Incidents/20150814-MediaWiki

From Wikitech
The printable version is no longer supported and may have rendering errors. Please update your browser bookmarks and please use the default browser print function instead.

Summary

On 23:40 a change was pushed out which removed and unloaded the FastStringSearch extension for HHVM. We had code in MediaWiki which checks for the presence of this extension and branches accordingly, using a fallback when the extension is not available. One of the callers of this code passes it a parameter of the wrong type, an error which the FastStringSearch extension had swallowed, but which caused a fatal error in the fallback branch (now filed as bug T109160). This bug was not caught on the beta cluster, because the code-path is exercised when converting text from one language variant to another, which does not happen frequently in that environment.

It does happen frequently in production, so the error-rate spiked. To revert, the configuration line hhvm.dynamic_extensions[fss.so] = fss.so needed to be restored to /etc/hhvm/fcgi.ini, but it needed to happen sooner than the next Puppet run. An engineer ran a command across all application servers which was meant to append the line to end of the file but which truncated the file instead.

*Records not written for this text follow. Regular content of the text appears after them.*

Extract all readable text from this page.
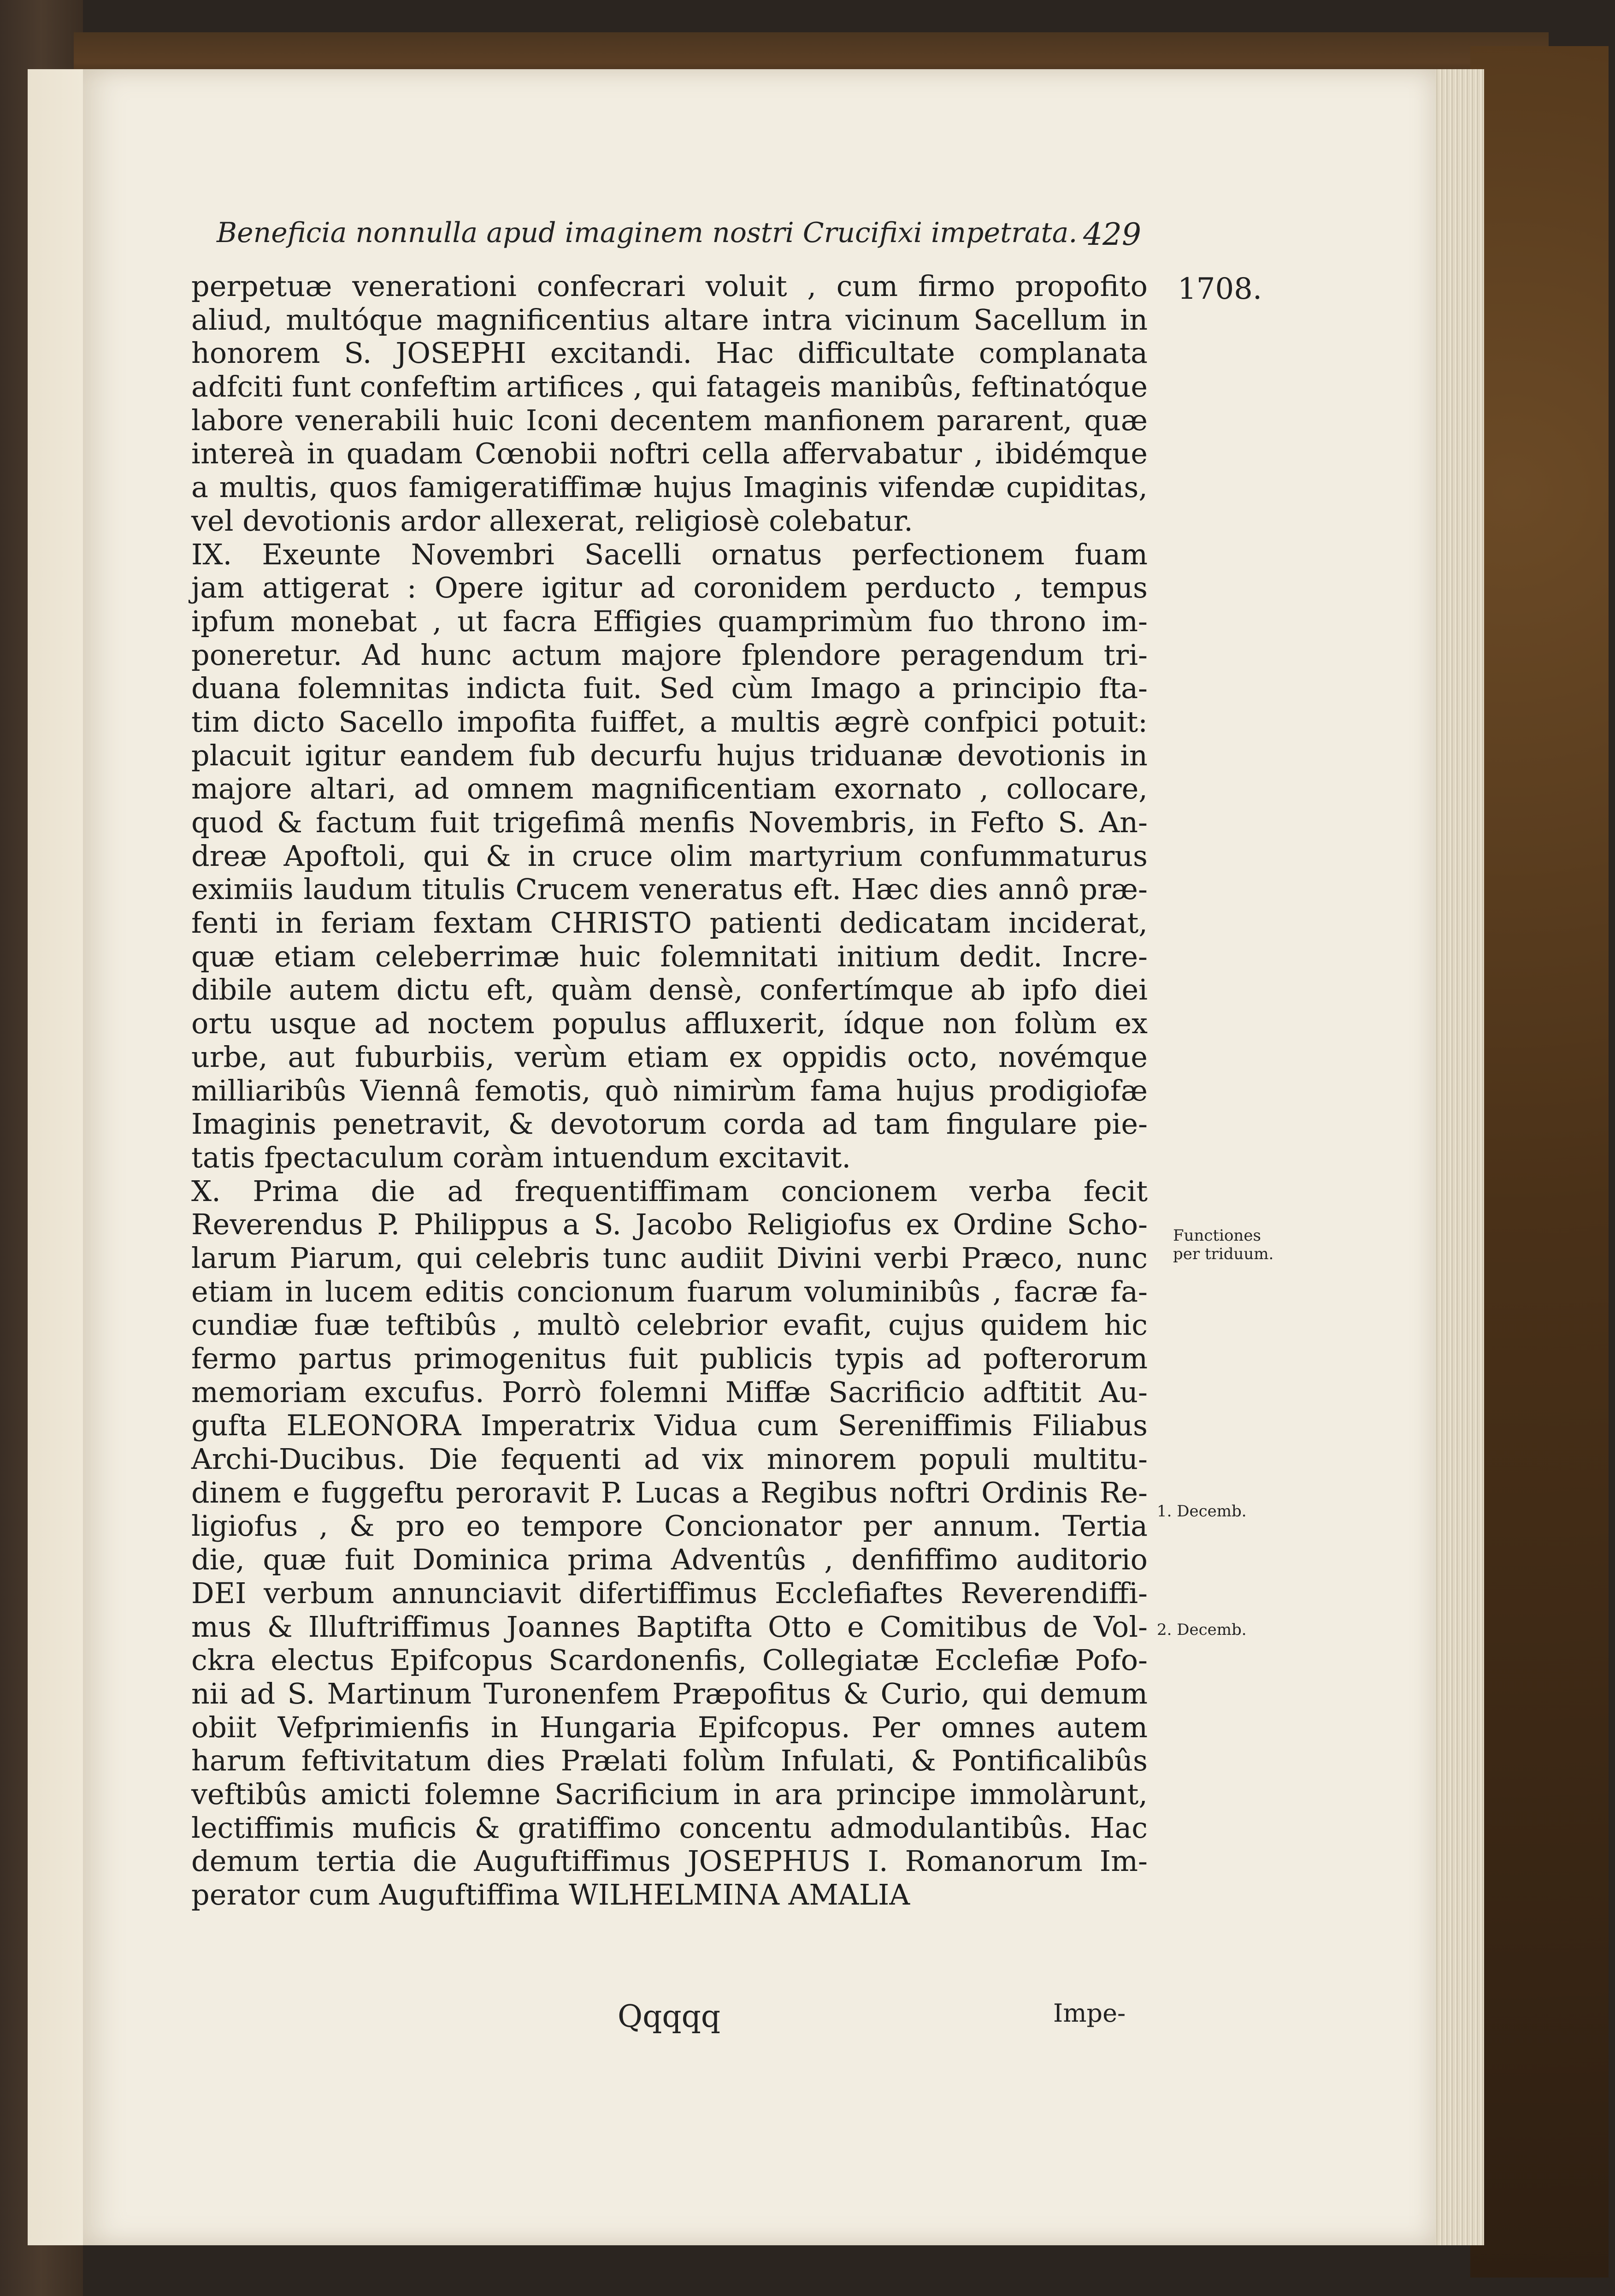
Beneficia nonnulla apud imaginem nostri Crucifixi impetrata. 429
1708.
Functiones
per triduum.
1. Decemb.
2. Decemb.
perpetuæ venerationi confecrari voluit , cum firmo propofito
aliud, multóque magnificentius altare intra vicinum Sacellum in
honorem S. JOSEPHI excitandi. Hac difficultate complanata
adfciti funt confeftim artifices , qui fatageis manibûs, feftinatóque
labore venerabili huic Iconi decentem manfionem pararent, quæ
intereà in quadam Cœnobii noftri cella affervabatur , ibidémque
a multis, quos famigeratiffimæ hujus Imaginis vifendæ cupiditas,
vel devotionis ardor allexerat, religiosè colebatur.
IX. Exeunte Novembri Sacelli ornatus perfectionem fuam
jam attigerat : Opere igitur ad coronidem perducto , tempus
ipfum monebat , ut facra Effigies quamprimùm fuo throno im-
poneretur. Ad hunc actum majore fplendore peragendum tri-
duana folemnitas indicta fuit. Sed cùm Imago a principio fta-
tim dicto Sacello impofita fuiffet, a multis ægrè confpici potuit:
placuit igitur eandem fub decurfu hujus triduanæ devotionis in
majore altari, ad omnem magnificentiam exornato , collocare,
quod & factum fuit trigefimâ menfis Novembris, in Fefto S. An-
dreæ Apoftoli, qui & in cruce olim martyrium confummaturus
eximiis laudum titulis Crucem veneratus eft. Hæc dies annô præ-
fenti in feriam fextam CHRISTO patienti dedicatam inciderat,
quæ etiam celeberrimæ huic folemnitati initium dedit. Incre-
dibile autem dictu eft, quàm densè, confertímque ab ipfo diei
ortu usque ad noctem populus affluxerit, ídque non folùm ex
urbe, aut fuburbiis, verùm etiam ex oppidis octo, novémque
milliaribûs Viennâ femotis, quò nimirùm fama hujus prodigiofæ
Imaginis penetravit, & devotorum corda ad tam fingulare pie-
tatis fpectaculum coràm intuendum excitavit.
X. Prima die ad frequentiffimam concionem verba fecit
Reverendus P. Philippus a S. Jacobo Religiofus ex Ordine Scho-
larum Piarum, qui celebris tunc audiit Divini verbi Præco, nunc
etiam in lucem editis concionum fuarum voluminibûs , facræ fa-
cundiæ fuæ teftibûs , multò celebrior evafit, cujus quidem hic
fermo partus primogenitus fuit publicis typis ad pofterorum
memoriam excufus. Porrò folemni Miffæ Sacrificio adftitit Au-
gufta ELEONORA Imperatrix Vidua cum Sereniffimis Filiabus
Archi-Ducibus. Die fequenti ad vix minorem populi multitu-
dinem e fuggeftu peroravit P. Lucas a Regibus noftri Ordinis Re-
ligiofus , & pro eo tempore Concionator per annum. Tertia
die, quæ fuit Dominica prima Adventûs , denfiffimo auditorio
DEI verbum annunciavit difertiffimus Ecclefiaftes Reverendiffi-
mus & Illuftriffimus Joannes Baptifta Otto e Comitibus de Vol-
ckra electus Epifcopus Scardonenfis, Collegiatæ Ecclefiæ Pofo-
nii ad S. Martinum Turonenfem Præpofitus & Curio, qui demum
obiit Vefprimienfis in Hungaria Epifcopus. Per omnes autem
harum feftivitatum dies Prælati folùm Infulati, & Pontificalibûs
veftibûs amicti folemne Sacrificium in ara principe immolàrunt,
lectiffimis muficis & gratiffimo concentu admodulantibûs. Hac
demum tertia die Auguftiffimus JOSEPHUS I. Romanorum Im-
perator cum Auguftiffima WILHELMINA AMALIA
Qqqqq	Impe-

This caused HHVM to restart with a skeleton configuration file, making a bad problem worse.

At 23:54 a good copy of the configuration file was provisioned across the cluster and HHVM was restarted, at which point the site recovered.

Timeline

  • 23:40 bad change pushed
  • 23:54 recovery starts

Actionables

  • ReplacementArray::replace() called with ResourceLoaderContext instead of string (bug T109160)